Quote from: monkeylove on Jun 03, 2017, 01:28:42 PM
Quote from: Robopadna on May 31, 2017, 01:39:20 PM
I think there was confusion over the phrasing when someone said 'a horror action movie'. They meant why would you want a horror action movie to be like 2001, not that they thought 2001 was a horror action movie.
This is pretty non box office related though I guess.
The fact that the Alien films are horror-action means they cannot be like 2001, which is not horror-action. But the producers thought that they could mix the two, which is why the "ancient astronaut" lore and weighty dialogue (together with all sorts of literary references and purty scenery) were added. And I think that affected box office performance.

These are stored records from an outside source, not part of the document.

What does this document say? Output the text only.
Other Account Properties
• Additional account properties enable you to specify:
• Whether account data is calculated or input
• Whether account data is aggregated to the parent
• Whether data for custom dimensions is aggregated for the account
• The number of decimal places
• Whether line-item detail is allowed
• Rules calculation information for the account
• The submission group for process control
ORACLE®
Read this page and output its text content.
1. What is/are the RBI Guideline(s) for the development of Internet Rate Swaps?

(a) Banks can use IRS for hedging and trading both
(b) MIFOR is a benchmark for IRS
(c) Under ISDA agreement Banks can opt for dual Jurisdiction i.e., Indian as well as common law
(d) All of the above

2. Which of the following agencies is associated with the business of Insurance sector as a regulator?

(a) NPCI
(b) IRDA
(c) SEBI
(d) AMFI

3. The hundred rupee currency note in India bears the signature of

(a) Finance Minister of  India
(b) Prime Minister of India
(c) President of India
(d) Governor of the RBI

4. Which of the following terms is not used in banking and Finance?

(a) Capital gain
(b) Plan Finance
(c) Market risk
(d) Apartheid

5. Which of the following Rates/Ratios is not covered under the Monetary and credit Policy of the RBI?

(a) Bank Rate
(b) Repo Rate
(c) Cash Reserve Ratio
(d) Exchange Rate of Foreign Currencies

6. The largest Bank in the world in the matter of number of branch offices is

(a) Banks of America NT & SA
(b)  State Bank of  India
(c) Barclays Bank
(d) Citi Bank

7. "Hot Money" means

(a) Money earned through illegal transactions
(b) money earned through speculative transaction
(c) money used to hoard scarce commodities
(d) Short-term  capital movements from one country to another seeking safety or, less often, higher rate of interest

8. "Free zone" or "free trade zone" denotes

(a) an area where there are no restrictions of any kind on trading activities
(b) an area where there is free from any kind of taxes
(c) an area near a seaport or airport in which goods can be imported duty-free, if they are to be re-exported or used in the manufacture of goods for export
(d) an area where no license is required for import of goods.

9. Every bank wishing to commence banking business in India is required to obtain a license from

In the end what hurt box office is the Alien. Prometheus was a franchise mostly free of that association and profited for it. Covenant is the example of what happen when you take a successful film with sequel possibility and listen to a vocal minority of fans. Few people in North America wanted another Alien film. Box office totals reflect that. Word of mouth boiled down to "Oh another Alien flick" and indifference.
Maybe Prometheus 2 would also have crashed and burned. Maybe it is the market or whatever other factors you wanna bring into it. Personally, I think they made a not so great film about a creature people are tired of seeing.
Just for fun I looked up other played out Creature feature characters. Alien: Covenant with a bigger star and a better director isn't doing much better than either the Nightmare on Elm Street or Friday the 13th remakes domestically while costing a huge amount more.
This is just domestic comparisons. Alien is doing way better overseas without question.
Nightmare on Elm Street 2010: $63,075,011/35m budget
Friday the 13th 2009: $65,002,019/19m budget
Alien Covenant: $64,334,484/97m budget
Note: Those numbers are not including inflation, which brings Ft13 to over 74m and Nightmare to 71m in 2017 dollars.